Jeszcze tylko dwie kontrolne przed wznowieniem rozgrywek czekają zawodników drugiej drużyny Lecha Poznań. W pierwszej z nich zespół szkoleniowca Artura Węski podejmie w sobotę w Popowie rezerwy Legii Warszawa, a do gry na drugoligowych boiskach powróci już w ostatni weekend lutego.
Przygotowania lechici rozpoczęli na początku stycznia i po kilku tygodniach znajdują się już prawie na ostatniej prostej. Do tej pory rozegrali trzy sparingi, za każdym razem rywalizując z ekipami z grupy II trzeciej ligi: Polonią Środa Wielkopolska (3:1), Nielbą Wągrowiec (6:0) oraz Unią Janikowo (1:0). Przed nimi najciekawsze ze spotkań podczas tego okresu przygotowawczego, ponieważ w sobotę w Popowie o 13:30 zmierzą się oni z rezerwami Legii Warszawa. Aktualnie piąta ekipa grupy I trzeciej ligi liczyła się do końca w minionym sezonie w walce o awans na szczebel krajowy, w tym natomiast spędza przerwę zimową na piątej lokacie. Jak zapowiada trener Węska, spodziewa się on wymagającej gry kontrolnej.
- To będzie dla nas bardzo ważny mecz, ponieważ to jakościowy przeciwnik. Do końca szukaliśmy jak najmocniejszego rywala i takiego udało nam się znaleźć. Dobrze trafiliśmy pod kątem wymagań motorycznych i jakości piłkarskiej. W Popowie nie przeszkodzą nam lód i śnieg, więc nie możemy się doczekać tego sparingu - nie kryje opiekun rezerw Kolejorza.
W tym tygodniu jego drużyna trenowała na boisku ze sztuczną nawierzchnią z zadaszeniem przy Bułgarskiej. Na zajęciach zabrakło przebywających na kwarantannie zawodników mieszkających na co dzień we wronieckim internacie. Do treningów z zespołem wrócił już na pełnych obrotach Oleksandr Yatsenko, a za około dwa tygodnie można się na nich spodziewać także wracającego po kontuzji Damiana Kołtańskiego. Wiadomo już też, że przerwa czeka Huberta Sobola, który zerwał więzadła poboczne w kostce.

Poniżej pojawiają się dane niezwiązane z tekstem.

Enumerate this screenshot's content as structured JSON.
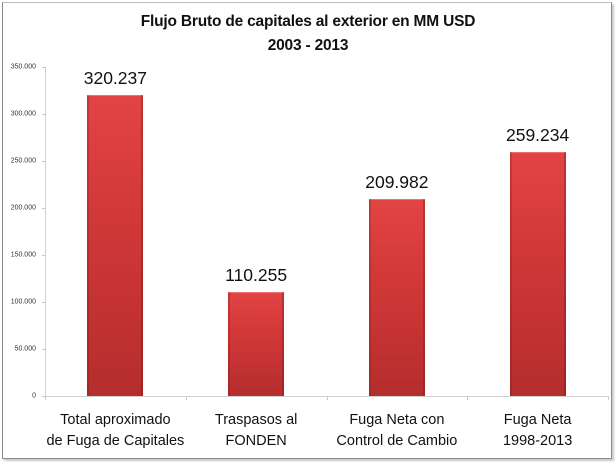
{
  "chart_data": {
    "type": "bar",
    "title": "Flujo Bruto de capitales al exterior en MM USD",
    "subtitle": "2003 - 2013",
    "xlabel": "",
    "ylabel": "",
    "ylim": [
      0,
      350000
    ],
    "yticks": [
      "0",
      "50.000",
      "100.000",
      "150.000",
      "200.000",
      "250.000",
      "300.000",
      "350.000"
    ],
    "categories": [
      [
        "Total aproximado",
        "de Fuga de Capitales"
      ],
      [
        "Traspasos al",
        "FONDEN"
      ],
      [
        "Fuga Neta con",
        "Control de Cambio"
      ],
      [
        "Fuga Neta",
        "1998-2013"
      ]
    ],
    "values": [
      320237,
      110255,
      209982,
      259234
    ],
    "value_labels": [
      "320.237",
      "110.255",
      "209.982",
      "259.234"
    ],
    "bar_color": "#d63a3a",
    "grid": false,
    "legend": "none"
  }
}
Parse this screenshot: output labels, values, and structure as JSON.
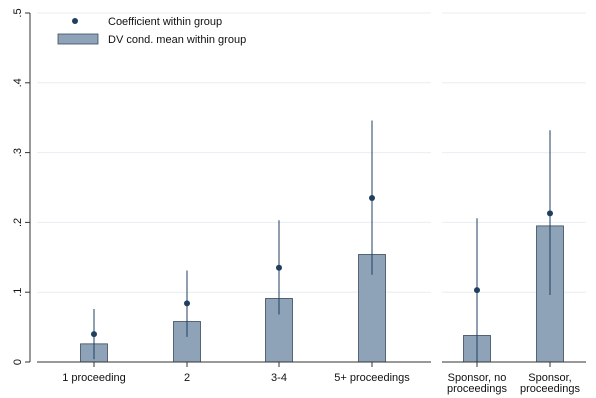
{
  "chart_data": {
    "type": "bar",
    "title": "",
    "xlabel": "",
    "ylabel": "",
    "ylim": [
      0,
      0.5
    ],
    "y_ticks": [
      {
        "value": 0,
        "label": "0"
      },
      {
        "value": 0.1,
        "label": ".1"
      },
      {
        "value": 0.2,
        "label": ".2"
      },
      {
        "value": 0.3,
        "label": ".3"
      },
      {
        "value": 0.4,
        "label": ".4"
      },
      {
        "value": 0.5,
        "label": ".5"
      }
    ],
    "grid": true,
    "legend_position": "top-left",
    "legend": {
      "coefficient": "Coefficient within group",
      "mean": "DV cond. mean within group"
    },
    "colors": {
      "bar_fill": "#8ea3b8",
      "bar_stroke": "#3a4a5c",
      "marker": "#1f3f5f",
      "error_bar": "#1f3f5f",
      "grid": "#eaeef2"
    },
    "panels": [
      {
        "categories": [
          {
            "label_lines": [
              "1 proceeding"
            ],
            "mean": 0.026,
            "coef": 0.04,
            "ci": [
              0.004,
              0.076
            ]
          },
          {
            "label_lines": [
              "2"
            ],
            "mean": 0.058,
            "coef": 0.084,
            "ci": [
              0.036,
              0.131
            ]
          },
          {
            "label_lines": [
              "3-4"
            ],
            "mean": 0.091,
            "coef": 0.135,
            "ci": [
              0.068,
              0.203
            ]
          },
          {
            "label_lines": [
              "5+ proceedings"
            ],
            "mean": 0.154,
            "coef": 0.235,
            "ci": [
              0.125,
              0.346
            ]
          }
        ]
      },
      {
        "categories": [
          {
            "label_lines": [
              "Sponsor, no",
              "proceedings"
            ],
            "mean": 0.038,
            "coef": 0.103,
            "ci": [
              0.0,
              0.206
            ]
          },
          {
            "label_lines": [
              "Sponsor,",
              "proceedings"
            ],
            "mean": 0.195,
            "coef": 0.213,
            "ci": [
              0.096,
              0.332
            ]
          }
        ]
      }
    ]
  }
}
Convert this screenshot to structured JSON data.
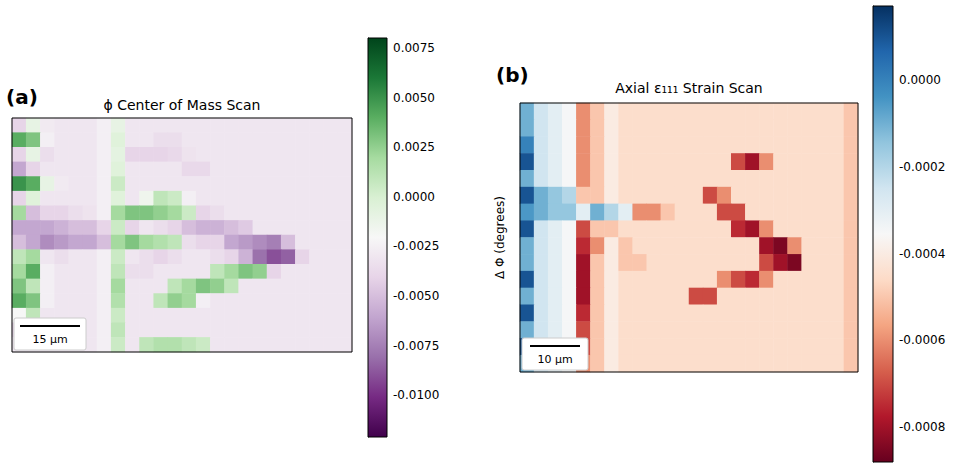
{
  "chart_data": [
    {
      "type": "heatmap",
      "panel": "(a)",
      "title": "ϕ Center of Mass Scan",
      "scale_bar": "15 µm",
      "tick_labels": false,
      "color_range": [
        -0.0121,
        0.008
      ],
      "color_ticks": [
        {
          "value": 0.0075,
          "label": "0.0075"
        },
        {
          "value": 0.005,
          "label": "0.0050"
        },
        {
          "value": 0.0025,
          "label": "0.0025"
        },
        {
          "value": 0,
          "label": "0.0000"
        },
        -0.0025,
        {
          "value": -0.005,
          "label": "-0.0050"
        },
        -0.0075,
        {
          "value": -0.01,
          "label": "-0.0100"
        }
      ],
      "color": [
        "#40004b",
        "#762a83",
        "#9970ab",
        "#c2a5cf",
        "#e7d4e8",
        "#f7f7f7",
        "#d9f0d3",
        "#a6dba0",
        "#5aae61",
        "#1b7837",
        "#00441b"
      ],
      "cells": [
        [
          -0.004,
          -0.001,
          -0.0028,
          -0.003,
          -0.003,
          -0.003,
          -0.0025,
          -0.001,
          -0.003,
          -0.003,
          -0.003,
          -0.003,
          -0.003,
          -0.003,
          -0.003,
          -0.003,
          -0.003,
          -0.003,
          -0.003,
          -0.003,
          -0.003,
          -0.003,
          -0.003,
          -0.003
        ],
        [
          0.004,
          0.003,
          -0.0025,
          -0.003,
          -0.003,
          -0.003,
          -0.0025,
          -0.0005,
          -0.003,
          -0.003,
          -0.0035,
          -0.0035,
          -0.003,
          -0.003,
          -0.003,
          -0.003,
          -0.003,
          -0.003,
          -0.003,
          -0.003,
          -0.003,
          -0.003,
          -0.003,
          -0.003
        ],
        [
          -0.004,
          -0.001,
          -0.0035,
          -0.003,
          -0.003,
          -0.003,
          -0.0025,
          -0.0008,
          -0.004,
          -0.004,
          -0.004,
          -0.0038,
          -0.0032,
          -0.003,
          -0.003,
          -0.003,
          -0.003,
          -0.003,
          -0.003,
          -0.003,
          -0.003,
          -0.003,
          -0.003,
          -0.003
        ],
        [
          -0.006,
          -0.004,
          -0.003,
          -0.003,
          -0.003,
          -0.003,
          -0.0025,
          -0.0005,
          -0.003,
          -0.003,
          -0.003,
          -0.003,
          -0.0038,
          -0.0038,
          -0.003,
          -0.003,
          -0.003,
          -0.003,
          -0.003,
          -0.003,
          -0.003,
          -0.003,
          -0.003,
          -0.003
        ],
        [
          0.005,
          0.004,
          -0.001,
          -0.0028,
          -0.003,
          -0.003,
          -0.0025,
          0.0005,
          -0.003,
          -0.003,
          -0.003,
          -0.003,
          -0.003,
          -0.003,
          -0.003,
          -0.003,
          -0.003,
          -0.003,
          -0.003,
          -0.003,
          -0.003,
          -0.003,
          -0.003,
          -0.003
        ],
        [
          -0.004,
          -0.0005,
          -0.003,
          -0.003,
          -0.003,
          -0.003,
          -0.0025,
          -0.0005,
          -0.003,
          -0.0015,
          0.001,
          0.0005,
          -0.0025,
          -0.003,
          -0.003,
          -0.003,
          -0.003,
          -0.003,
          -0.003,
          -0.003,
          -0.003,
          -0.003,
          -0.003,
          -0.003
        ],
        [
          0.002,
          -0.005,
          -0.004,
          -0.004,
          -0.0035,
          -0.0032,
          -0.0025,
          0.002,
          0.003,
          0.003,
          0.0025,
          0.002,
          0.0005,
          -0.004,
          -0.0035,
          -0.003,
          -0.003,
          -0.003,
          -0.003,
          -0.003,
          -0.003,
          -0.003,
          -0.003,
          -0.003
        ],
        [
          -0.006,
          -0.006,
          -0.006,
          -0.0055,
          -0.005,
          -0.005,
          -0.004,
          0.0005,
          -0.004,
          -0.003,
          -0.0035,
          -0.004,
          -0.005,
          -0.0055,
          -0.0055,
          -0.005,
          -0.0045,
          -0.003,
          -0.003,
          -0.003,
          -0.003,
          -0.003,
          -0.003,
          -0.003
        ],
        [
          -0.005,
          -0.006,
          -0.007,
          -0.0065,
          -0.006,
          -0.006,
          -0.005,
          0.002,
          0.003,
          0.002,
          0.0015,
          0.001,
          -0.0035,
          -0.004,
          -0.004,
          -0.006,
          -0.0065,
          -0.007,
          -0.0075,
          -0.005,
          -0.003,
          -0.003,
          -0.003,
          -0.003
        ],
        [
          0.001,
          0.002,
          -0.003,
          -0.0035,
          -0.003,
          -0.003,
          -0.0025,
          0.0005,
          -0.003,
          -0.0035,
          -0.004,
          -0.0035,
          -0.003,
          -0.003,
          -0.0035,
          -0.004,
          -0.0055,
          -0.008,
          -0.009,
          -0.0085,
          -0.004,
          -0.003,
          -0.003,
          -0.003
        ],
        [
          0.002,
          0.004,
          -0.0025,
          -0.003,
          -0.003,
          -0.003,
          -0.0025,
          0.001,
          -0.0035,
          -0.0035,
          -0.003,
          -0.003,
          -0.003,
          -0.003,
          0.001,
          0.002,
          0.003,
          0.0025,
          -0.004,
          -0.003,
          -0.003,
          -0.003,
          -0.003,
          -0.003
        ],
        [
          0.003,
          0.001,
          -0.0025,
          -0.003,
          -0.003,
          -0.003,
          -0.0025,
          0.002,
          -0.003,
          -0.003,
          -0.003,
          0.001,
          0.002,
          0.003,
          0.0025,
          0.001,
          -0.003,
          -0.003,
          -0.003,
          -0.003,
          -0.003,
          -0.003,
          -0.003,
          -0.003
        ],
        [
          0.004,
          0.003,
          -0.0025,
          -0.003,
          -0.003,
          -0.003,
          -0.0025,
          0.0015,
          -0.003,
          -0.003,
          0.001,
          0.0025,
          0.002,
          -0.0025,
          -0.003,
          -0.003,
          -0.003,
          -0.003,
          -0.003,
          -0.003,
          -0.003,
          -0.003,
          -0.003,
          -0.003
        ],
        [
          -0.002,
          0.001,
          -0.003,
          -0.003,
          -0.003,
          -0.003,
          -0.0025,
          0.0005,
          -0.003,
          -0.003,
          -0.003,
          -0.003,
          -0.003,
          -0.003,
          -0.003,
          -0.003,
          -0.003,
          -0.003,
          -0.003,
          -0.003,
          -0.003,
          -0.003,
          -0.003,
          -0.003
        ],
        [
          -0.004,
          -0.002,
          -0.003,
          -0.003,
          -0.003,
          -0.003,
          -0.0025,
          0.001,
          -0.003,
          -0.003,
          -0.003,
          -0.003,
          -0.003,
          -0.003,
          -0.003,
          -0.003,
          -0.003,
          -0.003,
          -0.003,
          -0.003,
          -0.003,
          -0.003,
          -0.003,
          -0.003
        ],
        [
          -0.003,
          -0.003,
          -0.003,
          -0.003,
          -0.003,
          -0.003,
          -0.0025,
          0.0005,
          -0.003,
          0.001,
          0.0015,
          0.0015,
          0.001,
          0.0005,
          -0.003,
          -0.003,
          -0.003,
          -0.003,
          -0.003,
          -0.003,
          -0.003,
          -0.003,
          -0.003,
          -0.003
        ]
      ]
    },
    {
      "type": "heatmap",
      "panel": "(b)",
      "title": "Axial ε₁₁₁ Strain Scan",
      "ylabel": "Δ Φ (degrees)",
      "scale_bar": "10 µm",
      "tick_labels": false,
      "color_range": [
        -0.00088,
        0.00017
      ],
      "color_ticks": [
        {
          "value": 0,
          "label": "0.0000"
        },
        -0.0002,
        -0.0004,
        -0.0006,
        -0.0008
      ],
      "color": [
        "#67001f",
        "#b2182b",
        "#d6604d",
        "#f4a582",
        "#fddbc7",
        "#f7f7f7",
        "#d1e5f0",
        "#92c5de",
        "#4393c3",
        "#2166ac",
        "#053061"
      ],
      "cells": [
        [
          -0.0001,
          -0.00025,
          -0.0003,
          -0.00035,
          -0.0006,
          -0.0005,
          -0.0004,
          -0.00045,
          -0.00045,
          -0.00045,
          -0.00045,
          -0.00045,
          -0.00045,
          -0.00045,
          -0.00045,
          -0.00045,
          -0.00045,
          -0.00045,
          -0.00045,
          -0.00045,
          -0.00045,
          -0.00045,
          -0.00045,
          -0.0005
        ],
        [
          -0.0001,
          -0.00025,
          -0.0003,
          -0.00035,
          -0.0006,
          -0.0005,
          -0.0004,
          -0.00045,
          -0.00045,
          -0.00045,
          -0.00045,
          -0.00045,
          -0.00045,
          -0.00045,
          -0.00045,
          -0.00045,
          -0.00045,
          -0.00045,
          -0.00045,
          -0.00045,
          -0.00045,
          -0.00045,
          -0.00045,
          -0.0005
        ],
        [
          0,
          -0.00025,
          -0.0003,
          -0.00035,
          -0.0006,
          -0.0005,
          -0.0004,
          -0.00045,
          -0.00045,
          -0.00045,
          -0.00045,
          -0.00045,
          -0.00045,
          -0.00045,
          -0.00045,
          -0.00045,
          -0.00045,
          -0.00045,
          -0.00045,
          -0.00045,
          -0.00045,
          -0.00045,
          -0.00045,
          -0.0005
        ],
        [
          0.0001,
          -0.00025,
          -0.0003,
          -0.00035,
          -0.0006,
          -0.0005,
          -0.0004,
          -0.00045,
          -0.00045,
          -0.00045,
          -0.00045,
          -0.00045,
          -0.00045,
          -0.00045,
          -0.00045,
          -0.0007,
          -0.0008,
          -0.0006,
          -0.00045,
          -0.00045,
          -0.00045,
          -0.00045,
          -0.00045,
          -0.0005
        ],
        [
          -0.0001,
          -0.00025,
          -0.0003,
          -0.00035,
          -0.0006,
          -0.0005,
          -0.0004,
          -0.00045,
          -0.00045,
          -0.00045,
          -0.00045,
          -0.00045,
          -0.00045,
          -0.00045,
          -0.00045,
          -0.00045,
          -0.00045,
          -0.00045,
          -0.00045,
          -0.00045,
          -0.00045,
          -0.00045,
          -0.00045,
          -0.0005
        ],
        [
          0.0001,
          -0.0001,
          -0.00015,
          -0.0002,
          -0.0005,
          -0.0005,
          -0.0004,
          -0.00045,
          -0.00045,
          -0.00045,
          -0.00045,
          -0.00045,
          -0.00045,
          -0.0007,
          -0.0006,
          -0.00045,
          -0.00045,
          -0.00045,
          -0.00045,
          -0.00045,
          -0.00045,
          -0.00045,
          -0.00045,
          -0.0005
        ],
        [
          -5e-05,
          -0.0001,
          -0.00015,
          -0.00015,
          -0.0003,
          -0.0001,
          -0.0002,
          -0.0003,
          -0.0006,
          -0.0006,
          -0.0005,
          -0.00045,
          -0.00045,
          -0.00045,
          -0.0007,
          -0.0007,
          -0.00045,
          -0.00045,
          -0.00045,
          -0.00045,
          -0.00045,
          -0.00045,
          -0.00045,
          -0.0005
        ],
        [
          0.0001,
          -0.00025,
          -0.0003,
          -0.00035,
          -0.0007,
          -0.0005,
          -0.0005,
          -0.00045,
          -0.00045,
          -0.00045,
          -0.00045,
          -0.00045,
          -0.00045,
          -0.00045,
          -0.00045,
          -0.00075,
          -0.0008,
          -0.0006,
          -0.00045,
          -0.00045,
          -0.00045,
          -0.00045,
          -0.00045,
          -0.0005
        ],
        [
          -0.0001,
          -0.00025,
          -0.0003,
          -0.00035,
          -0.00075,
          -0.0006,
          -0.0004,
          -0.0005,
          -0.00045,
          -0.00045,
          -0.00045,
          -0.00045,
          -0.00045,
          -0.00045,
          -0.00045,
          -0.00045,
          -0.00045,
          -0.0008,
          -0.00085,
          -0.0006,
          -0.00045,
          -0.00045,
          -0.00045,
          -0.0005
        ],
        [
          -0.0001,
          -0.00025,
          -0.0003,
          -0.00035,
          -0.0008,
          -0.0005,
          -0.0004,
          -0.0005,
          -0.0005,
          -0.00045,
          -0.00045,
          -0.00045,
          -0.00045,
          -0.00045,
          -0.00045,
          -0.00045,
          -0.00045,
          -0.0007,
          -0.0008,
          -0.00085,
          -0.00045,
          -0.00045,
          -0.00045,
          -0.0005
        ],
        [
          0.0001,
          -0.00025,
          -0.0003,
          -0.00035,
          -0.0008,
          -0.0005,
          -0.0004,
          -0.00045,
          -0.00045,
          -0.00045,
          -0.00045,
          -0.00045,
          -0.00045,
          -0.00045,
          -0.0006,
          -0.0007,
          -0.00075,
          -0.0006,
          -0.00045,
          -0.00045,
          -0.00045,
          -0.00045,
          -0.00045,
          -0.0005
        ],
        [
          -0.0001,
          -0.00025,
          -0.0003,
          -0.00035,
          -0.0008,
          -0.0005,
          -0.0004,
          -0.00045,
          -0.00045,
          -0.00045,
          -0.00045,
          -0.00045,
          -0.0007,
          -0.0007,
          -0.00045,
          -0.00045,
          -0.00045,
          -0.00045,
          -0.00045,
          -0.00045,
          -0.00045,
          -0.00045,
          -0.00045,
          -0.0005
        ],
        [
          0.0001,
          -0.00025,
          -0.0003,
          -0.00035,
          -0.00075,
          -0.0005,
          -0.0004,
          -0.00045,
          -0.00045,
          -0.00045,
          -0.00045,
          -0.00045,
          -0.00045,
          -0.00045,
          -0.00045,
          -0.00045,
          -0.00045,
          -0.00045,
          -0.00045,
          -0.00045,
          -0.00045,
          -0.00045,
          -0.00045,
          -0.0005
        ],
        [
          -0.0001,
          -0.00025,
          -0.0003,
          -0.00035,
          -0.0007,
          -0.0005,
          -0.0004,
          -0.00045,
          -0.00045,
          -0.00045,
          -0.00045,
          -0.00045,
          -0.00045,
          -0.00045,
          -0.00045,
          -0.00045,
          -0.00045,
          -0.00045,
          -0.00045,
          -0.00045,
          -0.00045,
          -0.00045,
          -0.00045,
          -0.0005
        ],
        [
          0.0001,
          -0.00025,
          -0.0003,
          -0.00035,
          -0.0007,
          -0.0005,
          -0.0004,
          -0.00045,
          -0.00045,
          -0.00045,
          -0.00045,
          -0.00045,
          -0.00045,
          -0.00045,
          -0.00045,
          -0.00045,
          -0.00045,
          -0.00045,
          -0.00045,
          -0.00045,
          -0.00045,
          -0.00045,
          -0.00045,
          -0.0005
        ],
        [
          -0.0001,
          -0.00025,
          -0.0003,
          -0.00035,
          -0.0006,
          -0.0005,
          -0.0004,
          -0.00045,
          -0.00045,
          -0.00045,
          -0.00045,
          -0.00045,
          -0.00045,
          -0.00045,
          -0.00045,
          -0.00045,
          -0.00045,
          -0.00045,
          -0.00045,
          -0.00045,
          -0.00045,
          -0.00045,
          -0.00045,
          -0.0005
        ]
      ]
    }
  ]
}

Kadra drugiej drużyny Lecha Poznań na nadchodzącą rundę wiosenną nabiera już coraz bardziej realnego kształtu. W miniony weekend dołączyli do niej Sergey Krivets oraz Wojciech Onsorge, a przez ostatnie dwa tygodnie przygotowań jej szkoleniowiec chciałby już pracować z tymi zawodnikami, którzy ligowe zmagania rozpoczną jako gracze rezerw. - Jesteśmy już bliscy tego, żeby skompletować kadrę na tę wiosnę, niewiele już będziemy w niej zmieniać. Chcielibyśmy jednak przepracować ostatnie dwa pełne tygodnie w naszym docelowym składzie - podkreśla młody trener.
Aktualnie najmocniej skupia się on w codziennym funkcjonowaniu swojego zespołu nad poprawą ataku pozycyjnej oraz organizacji gry defensywnej. To na tych polach jego podopieczni mają największe rezerwy. - Staramy się udoskonalać kolejne elementy w ataku pozycyjnym, w którym chcemy wprowadzić pewne automatyzmy i rozwiązania umożliwiające nam strzelanie większej liczby goli. Pamiętamy przy tym organizacji w obronie wysokiej i średniej, żeby faza przejścia z ataku do obrony była jeszcze bardziej skonsolidowana, a nasze ustawienie kompaktowe - opisuje szkoleniowiec, którego zawodnicy tydzień przed startem ligi zagrają jeszcze z trzecioligowym Górnikiem Konin.